London was half through its pleasures that night, when a tall, military-looking man, muffled in a large cloak, stepped into a hansom outside Porchester House, Park Lane, and drove off in the direction of Oxford Street. Though the business which was taking him out would have presented sufficient dangers to have deterred many men who consider themselves not wanting in pluck, it did not in the least oppress Simon Carne; on the contrary, it seemed to afford him no small amount of satisfaction. He whistled a tune to himself as he drove along the lamplit thoroughfares, and smiled as sweetly as a lover thinking of his mistress when he reviewed the plot he had so cunningly contrived.

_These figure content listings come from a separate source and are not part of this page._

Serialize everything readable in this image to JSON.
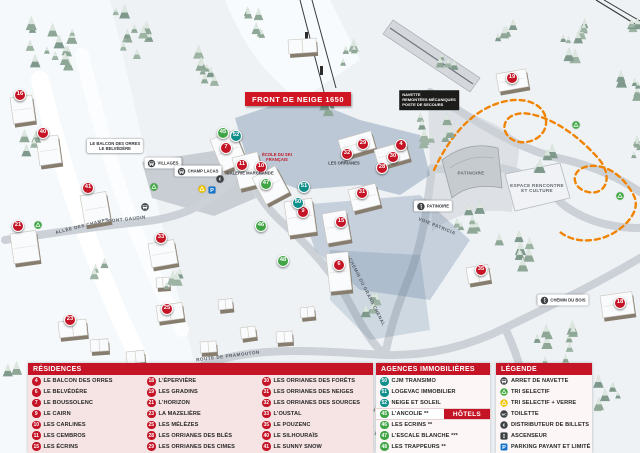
{
  "map": {
    "banner": "FRONT DE NEIGE 1650",
    "markers": [
      {
        "n": "16",
        "type": "residence",
        "x": 20,
        "y": 95
      },
      {
        "n": "40",
        "type": "residence",
        "x": 43,
        "y": 133
      },
      {
        "n": "41",
        "type": "residence",
        "x": 88,
        "y": 188
      },
      {
        "n": "21",
        "type": "residence",
        "x": 18,
        "y": 226
      },
      {
        "n": "23",
        "type": "residence",
        "x": 70,
        "y": 320
      },
      {
        "n": "25",
        "type": "residence",
        "x": 167,
        "y": 309
      },
      {
        "n": "33",
        "type": "residence",
        "x": 161,
        "y": 238
      },
      {
        "n": "7",
        "type": "residence",
        "x": 226,
        "y": 148
      },
      {
        "n": "11",
        "type": "residence",
        "x": 242,
        "y": 165
      },
      {
        "n": "10",
        "type": "residence",
        "x": 261,
        "y": 167
      },
      {
        "n": "9",
        "type": "residence",
        "x": 303,
        "y": 212
      },
      {
        "n": "15",
        "type": "residence",
        "x": 341,
        "y": 222
      },
      {
        "n": "6",
        "type": "residence",
        "x": 339,
        "y": 265
      },
      {
        "n": "29",
        "type": "residence",
        "x": 363,
        "y": 144
      },
      {
        "n": "32",
        "type": "residence",
        "x": 347,
        "y": 154
      },
      {
        "n": "4",
        "type": "residence",
        "x": 401,
        "y": 145
      },
      {
        "n": "30",
        "type": "residence",
        "x": 393,
        "y": 157
      },
      {
        "n": "28",
        "type": "residence",
        "x": 382,
        "y": 168
      },
      {
        "n": "31",
        "type": "residence",
        "x": 362,
        "y": 193
      },
      {
        "n": "19",
        "type": "residence",
        "x": 512,
        "y": 78
      },
      {
        "n": "35",
        "type": "residence",
        "x": 481,
        "y": 270
      },
      {
        "n": "18",
        "type": "residence",
        "x": 620,
        "y": 303
      },
      {
        "n": "52",
        "type": "agence",
        "x": 236,
        "y": 136
      },
      {
        "n": "51",
        "type": "agence",
        "x": 304,
        "y": 187
      },
      {
        "n": "50",
        "type": "agence",
        "x": 298,
        "y": 203
      },
      {
        "n": "45",
        "type": "hotel",
        "x": 223,
        "y": 133
      },
      {
        "n": "47",
        "type": "hotel",
        "x": 266,
        "y": 184
      },
      {
        "n": "46",
        "type": "hotel",
        "x": 261,
        "y": 226
      },
      {
        "n": "48",
        "type": "hotel",
        "x": 283,
        "y": 261
      }
    ],
    "labels": [
      {
        "cls": "darkbox",
        "lines": [
          "NAVETTE",
          "REMONTÉES MÉCANIQUES",
          "POSTE DE SECOURS"
        ],
        "x": 429,
        "y": 100
      },
      {
        "cls": "bldtext",
        "lines": [
          "PATINOIRE"
        ],
        "x": 471,
        "y": 173
      },
      {
        "cls": "bldtext",
        "lines": [
          "ESPACE RENCONTRE",
          "ET CULTURE"
        ],
        "x": 537,
        "y": 188
      },
      {
        "cls": "roadlbl",
        "lines": [
          "ALLÉE DES CHAMPS"
        ],
        "x": 82,
        "y": 226,
        "rot": -14
      },
      {
        "cls": "roadlbl",
        "lines": [
          "PONT GAUDIN"
        ],
        "x": 127,
        "y": 219,
        "rot": -6
      },
      {
        "cls": "roadlbl",
        "lines": [
          "ROUTE DE PRAMOUTON"
        ],
        "x": 228,
        "y": 356,
        "rot": -7
      },
      {
        "cls": "roadlbl",
        "lines": [
          "CHEMIN DU GRAND CHENAL"
        ],
        "x": 367,
        "y": 292,
        "rot": 63
      },
      {
        "cls": "roadlbl",
        "lines": [
          "VOIE PATRICIA"
        ],
        "x": 437,
        "y": 226,
        "rot": 22
      },
      {
        "cls": "tinylbl",
        "lines": [
          "GALERIE MARCHANDE"
        ],
        "x": 250,
        "y": 173
      },
      {
        "cls": "tinyred",
        "lines": [
          "ÉCOLE DU SKI",
          "FRANÇAIS"
        ],
        "x": 277,
        "y": 157
      },
      {
        "cls": "tinylbl",
        "lines": [
          "LES ORRIANES"
        ],
        "x": 344,
        "y": 163
      },
      {
        "cls": "pill",
        "lines": [
          "LE BALCON DES ORRES",
          "LE BELVÉDÈRE"
        ],
        "x": 115,
        "y": 146
      },
      {
        "cls": "pill-ic",
        "icon": "bus",
        "lines": [
          "VILLAGES"
        ],
        "x": 163,
        "y": 163
      },
      {
        "cls": "pill-ic",
        "icon": "bus",
        "lines": [
          "CHAMP LACAS"
        ],
        "x": 198,
        "y": 171
      },
      {
        "cls": "pill-ic",
        "icon": "skater",
        "lines": [
          "PATINOIRE"
        ],
        "x": 433,
        "y": 206
      },
      {
        "cls": "pill-ic",
        "icon": "walk",
        "lines": [
          "CHEMIN DU BOIS"
        ],
        "x": 563,
        "y": 300
      }
    ],
    "icons": [
      {
        "type": "bus",
        "x": 145,
        "y": 207
      },
      {
        "type": "recycle-green",
        "x": 38,
        "y": 225
      },
      {
        "type": "recycle-green",
        "x": 154,
        "y": 187
      },
      {
        "type": "recycle-green",
        "x": 576,
        "y": 125
      },
      {
        "type": "recycle-green",
        "x": 620,
        "y": 196
      },
      {
        "type": "recycle-yellow",
        "x": 202,
        "y": 189
      },
      {
        "type": "parking",
        "x": 212,
        "y": 190
      },
      {
        "type": "euro",
        "x": 220,
        "y": 179
      }
    ]
  },
  "legend": {
    "residences": {
      "title": "RÉSIDENCES",
      "items": [
        {
          "n": "4",
          "name": "LE BALCON DES ORRES"
        },
        {
          "n": "6",
          "name": "LE BELVÉDÈRE"
        },
        {
          "n": "7",
          "name": "LE BOUSSOLENC"
        },
        {
          "n": "9",
          "name": "LE CAIRN"
        },
        {
          "n": "10",
          "name": "LES CARLINES"
        },
        {
          "n": "11",
          "name": "LES CEMBROS"
        },
        {
          "n": "15",
          "name": "LES ÉCRINS"
        },
        {
          "n": "18",
          "name": "L'ÉPERVIÈRE"
        },
        {
          "n": "19",
          "name": "LES GRADINS"
        },
        {
          "n": "21",
          "name": "L'HORIZON"
        },
        {
          "n": "23",
          "name": "LA MAZELIÈRE"
        },
        {
          "n": "25",
          "name": "LES MÉLÈZES"
        },
        {
          "n": "28",
          "name": "LES ORRIANES DES BLÉS"
        },
        {
          "n": "29",
          "name": "LES ORRIANES DES CIMES"
        },
        {
          "n": "30",
          "name": "LES ORRIANES DES FORÊTS"
        },
        {
          "n": "31",
          "name": "LES ORRIANES DES NEIGES"
        },
        {
          "n": "32",
          "name": "LES ORRIANES DES SOURCES"
        },
        {
          "n": "33",
          "name": "L'OUSTAL"
        },
        {
          "n": "35",
          "name": "LE POUZENC"
        },
        {
          "n": "40",
          "name": "LE SILHOURAÏS"
        },
        {
          "n": "41",
          "name": "LE SUNNY SNOW"
        }
      ]
    },
    "agences": {
      "title": "AGENCES IMMOBILIÈRES",
      "items": [
        {
          "n": "50",
          "name": "CJM TRANSIMO"
        },
        {
          "n": "51",
          "name": "LOGEVAC IMMOBILIER"
        },
        {
          "n": "52",
          "name": "NEIGE ET SOLEIL"
        }
      ]
    },
    "hotels": {
      "title": "HÔTELS",
      "items": [
        {
          "n": "45",
          "name": "L'ANCOLIE **"
        },
        {
          "n": "46",
          "name": "LES ECRINS **"
        },
        {
          "n": "47",
          "name": "L'ESCALE BLANCHE ***"
        },
        {
          "n": "48",
          "name": "LES TRAPPEURS **"
        }
      ]
    },
    "legende": {
      "title": "LÉGENDE",
      "items": [
        {
          "icon": "navette",
          "name": "ARRET DE NAVETTE"
        },
        {
          "icon": "recycle-green",
          "name": "TRI SELECTIF"
        },
        {
          "icon": "recycle-yellow",
          "name": "TRI SELECTIF + VERRE"
        },
        {
          "icon": "toilette",
          "name": "TOILETTE"
        },
        {
          "icon": "euro",
          "name": "DISTRIBUTEUR DE BILLETS"
        },
        {
          "icon": "ascenseur",
          "name": "ASCENSEUR"
        },
        {
          "icon": "parking",
          "name": "PARKING PAYANT ET LIMITÉ"
        }
      ]
    }
  },
  "colors": {
    "residence": "#c41425",
    "agence": "#0e8f8a",
    "hotel": "#3fa544",
    "header_red": "#c41425",
    "panel_pink": "#f6e3e3",
    "path_orange": "#f08300",
    "parking_blue": "#1774cc"
  }
}
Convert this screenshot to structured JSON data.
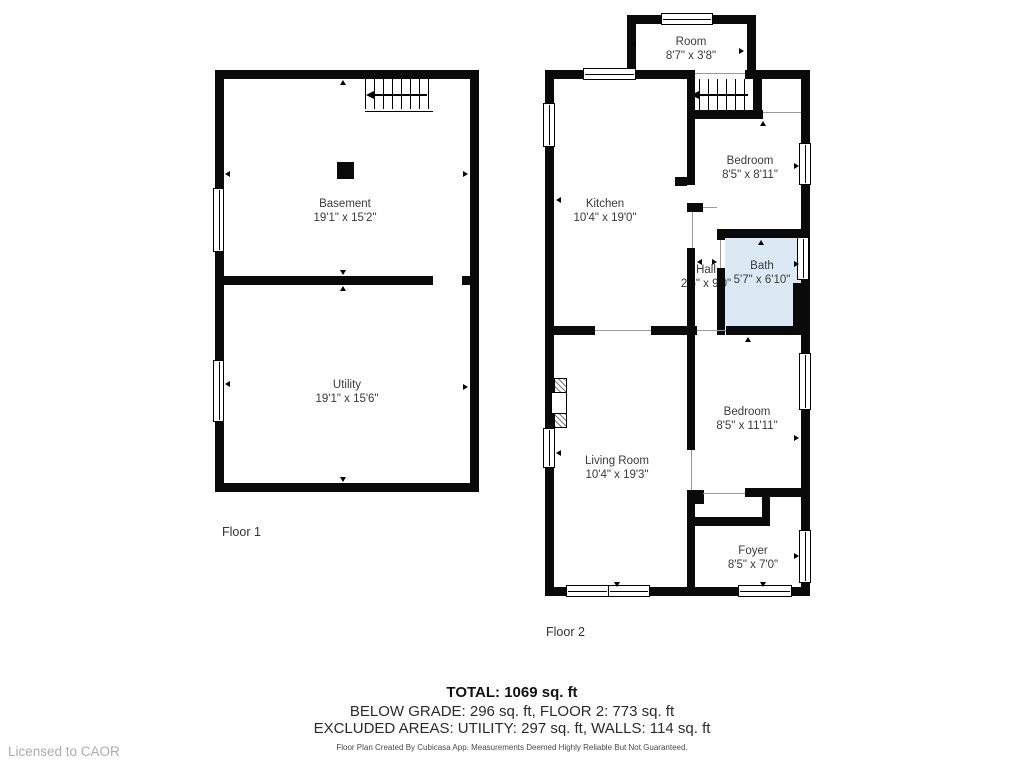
{
  "meta": {
    "type": "floor-plan",
    "app_credit": "Cubicasa"
  },
  "colors": {
    "wall": "#0a0a0a",
    "bath_fill": "#dbe9f5",
    "room_text": "#3a3a3a",
    "licensed_text": "#a9aeb5"
  },
  "floor1": {
    "label": "Floor 1",
    "rooms": [
      {
        "name": "Basement",
        "dims": "19'1\" x 15'2\""
      },
      {
        "name": "Utility",
        "dims": "19'1\" x 15'6\""
      }
    ]
  },
  "floor2": {
    "label": "Floor 2",
    "rooms": [
      {
        "name": "Room",
        "dims": "8'7\" x 3'8\""
      },
      {
        "name": "Kitchen",
        "dims": "10'4\" x 19'0\""
      },
      {
        "name": "Bedroom",
        "dims": "8'5\" x 8'11\""
      },
      {
        "name": "Hall",
        "dims": "2'6\" x 9'0\""
      },
      {
        "name": "Bath",
        "dims": "5'7\" x 6'10\""
      },
      {
        "name": "Living Room",
        "dims": "10'4\" x 19'3\""
      },
      {
        "name": "Bedroom",
        "dims": "8'5\" x 11'11\""
      },
      {
        "name": "Foyer",
        "dims": "8'5\" x 7'0\""
      }
    ]
  },
  "summary": {
    "total": "TOTAL: 1069 sq. ft",
    "line2": "BELOW GRADE: 296 sq. ft, FLOOR 2: 773 sq. ft",
    "line3": "EXCLUDED AREAS: UTILITY: 297 sq. ft, WALLS: 114 sq. ft",
    "disclaimer": "Floor Plan Created By Cubicasa App. Measurements Deemed Highly Reliable But Not Guaranteed."
  },
  "branding": {
    "licensed_to": "Licensed to CAOR"
  }
}
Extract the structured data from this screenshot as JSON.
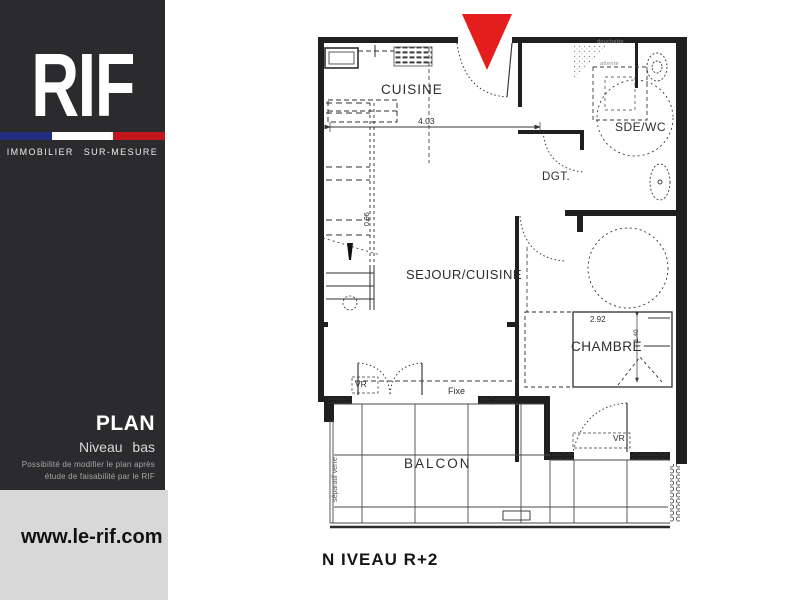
{
  "sidebar": {
    "logo": "RIF",
    "tagline": "IMMOBILIER SUR-MESURE",
    "flag": {
      "blue": "#232d7e",
      "white": "#ffffff",
      "red": "#c3161c"
    },
    "plan_label": "PLAN",
    "plan_sublabel": "Niveau bas",
    "note": "Possibilité de modifier le plan après étude de faisabilité par le RIF",
    "website": "www.le-rif.com"
  },
  "plan": {
    "caption": "N IVEAU R+2",
    "marker_color": "#e41d1d",
    "rooms": {
      "cuisine": "CUISINE",
      "sde_wc": "SDE/WC",
      "dgt": "DGT.",
      "sejour": "SEJOUR/CUISINE",
      "chambre": "CHAMBRE",
      "balcon": "BALCON"
    },
    "dimensions": {
      "cuisine_width": "4.03",
      "chambre_width": "2.92",
      "stair_width": "0.96",
      "bed_width": "1.40"
    },
    "annotations": {
      "vr_sejour": "VR",
      "vr_chambre": "VR",
      "fixe": "Fixe",
      "separatif": "séparatif verre",
      "douchette": "douchette",
      "attente": "attente"
    }
  }
}
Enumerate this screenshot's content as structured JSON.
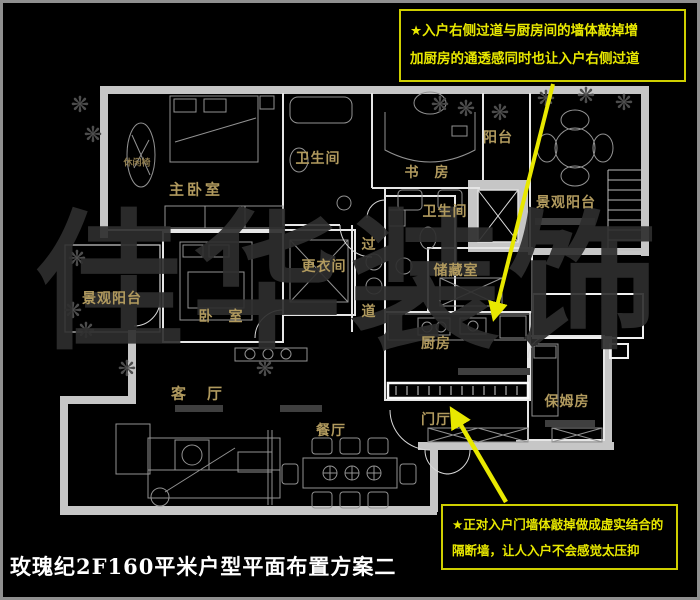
{
  "title": "玫瑰纪2F160平米户型平面布置方案二",
  "watermark": {
    "char1": "佳",
    "char2": "华",
    "char3": "装",
    "char4": "饰"
  },
  "annotations": {
    "top": {
      "lines": [
        "★入户右侧过道与厨房间的墙体敲掉增",
        "加厨房的通透感同时也让入户右侧过道"
      ]
    },
    "bottom": {
      "lines": [
        "★正对入户门墙体敲掉做成虚实结合的",
        "隔断墙，让人入户不会感觉太压抑"
      ]
    }
  },
  "rooms": {
    "master_bedroom": "主卧室",
    "master_bath": "卫生间",
    "study": "书　房",
    "balcony_top": "阳台",
    "scenic_balcony_right": "景观阳台",
    "hall_bath": "卫生间",
    "corridor_char1": "过",
    "corridor_char2": "道",
    "storage": "储藏室",
    "kitchen": "厨房",
    "dressing_room": "更衣间",
    "bedroom2": "卧　室",
    "scenic_balcony_left": "景观阳台",
    "living_room": "客　厅",
    "dining_room": "餐厅",
    "foyer": "门厅",
    "nanny_room": "保姆房",
    "leisure_chair": "休闲椅"
  },
  "colors": {
    "background": "#000000",
    "wall_gray": "#c6c6c6",
    "line_white": "#e6e6e6",
    "label_gold": "#b19a5e",
    "annotation_yellow": "#e8e800",
    "frame_gray": "#8f8f8f"
  }
}
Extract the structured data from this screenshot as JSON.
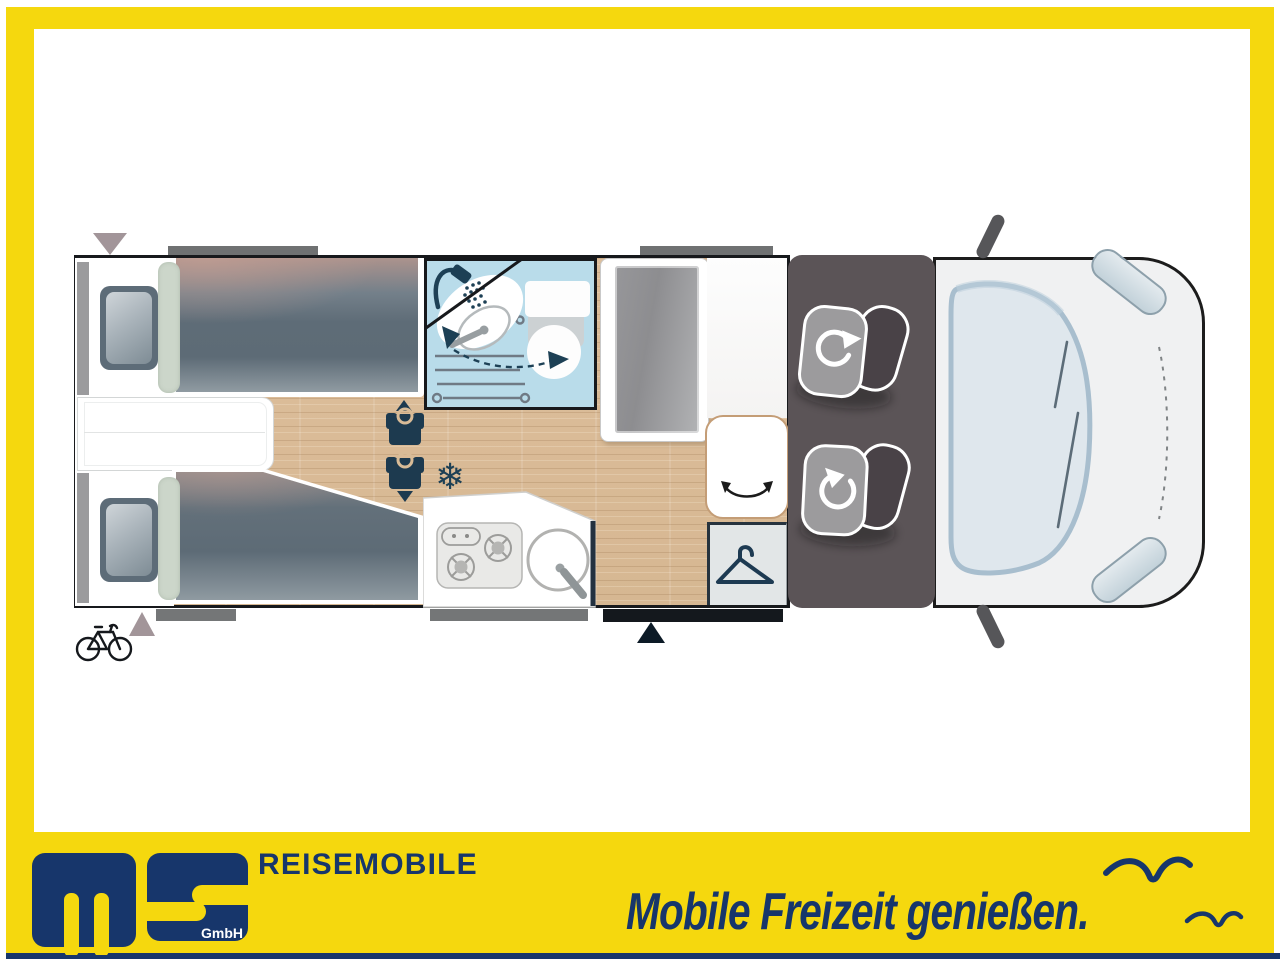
{
  "banner": {
    "title": "REISEMOBILE",
    "tagline": "Mobile Freizeit genießen.",
    "logo": {
      "company_suffix": "GmbH"
    },
    "colors": {
      "yellow": "#F5D80E",
      "navy": "#17366B"
    }
  },
  "floorplan": {
    "snowflake_char": "❄",
    "colors": {
      "bathroom_blue": "#B9DCEA",
      "wood": "#DEBF9C",
      "icon_navy": "#1D4055",
      "bed_slate": "#5E6C77",
      "cab_gray": "#5B5457"
    },
    "icons": [
      "shower-icon",
      "washbasin-icon",
      "toilet-icon",
      "radiator-icon",
      "swivel-arrow-icon",
      "heater-vent-icon",
      "snowflake-icon",
      "hob-icon",
      "sink-icon",
      "hanger-icon",
      "bench-swivel-icon",
      "swivel-seat-icon",
      "bicycle-icon",
      "entry-arrow-icon",
      "door-arrow-icon"
    ]
  }
}
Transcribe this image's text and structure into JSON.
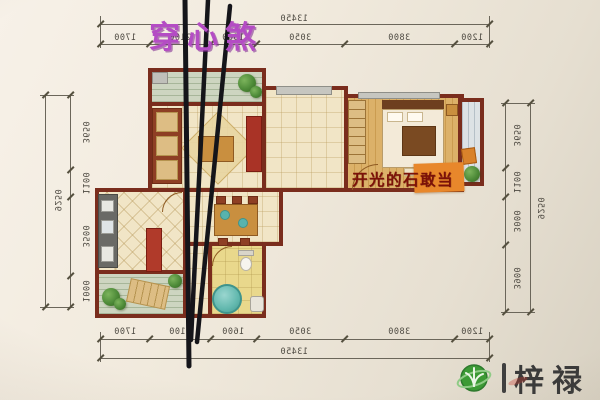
{
  "annotations": {
    "title": "穿心煞",
    "caption": "开光的石敢当",
    "watermark_brand": "梓禄"
  },
  "dimensions": {
    "top": {
      "total": "13450",
      "segments": [
        "1700",
        "2100",
        "1600",
        "3050",
        "3800",
        "1200"
      ]
    },
    "bottom": {
      "total": "13450",
      "segments": [
        "1700",
        "2100",
        "1600",
        "3050",
        "3800",
        "1200"
      ]
    },
    "left": {
      "total": "9250",
      "segments": [
        "3650",
        "1100",
        "3500",
        "1000"
      ]
    },
    "right": {
      "total": "9250",
      "segments": [
        "3650",
        "1100",
        "3000",
        "3900"
      ]
    }
  },
  "colors": {
    "wall": "#7a2d1d",
    "floor_tile": "#f1e5c6",
    "floor_wood": "#dcb169",
    "balcony_green": "#cdd5c0",
    "balcony_blue": "#dde2e5",
    "bathroom_floor": "#e9d88c",
    "sha_line": "#15151a",
    "title_purple": "#b44cc4",
    "caption_red": "#7c1108",
    "caption_highlight": "#e8872b",
    "watermark_green": "#3c9a35",
    "accent_red_furniture": "#a93326",
    "tub_teal": "#62b8ae"
  }
}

He felt a glow of virtue as he remembered that he was undertaking the business in order to promote another's happiness, but at the same time reflected that, if fate were willing to pay him fifty thousand pounds for his generosity, well, it was so much the better for him. Reaching Mudie's Library, his coachman drove by the way of Hart Street into Bloomsbury Square, and later on turned into Bellamer Street.

At the corner he stopped his driver and gave him some instructions in a low voice. Having done so, he walked along the pavement as far as No. 14, where he came to a standstill. As on the last occasion that he had surveyed the house, there were lights in three of the windows, and from this illumination he argued that his men were at home. Without hesitation he went up the steps and rang the bell. Before he could have counted fifty it was opened by Mrs. Jeffreys herself, who looked suspiciously at the person she saw before her. It was evident that in the tall, well-made man with iron-grey moustache and dark hair, she did not recognize her elderly acquaintance, Klimo, the detective.

"Are you Mrs. Jeffreys?" asked the new-comer, in a low voice.

"I am," she answered. "Pray, what can I do for you?"

"I was told by a friend to give you this card."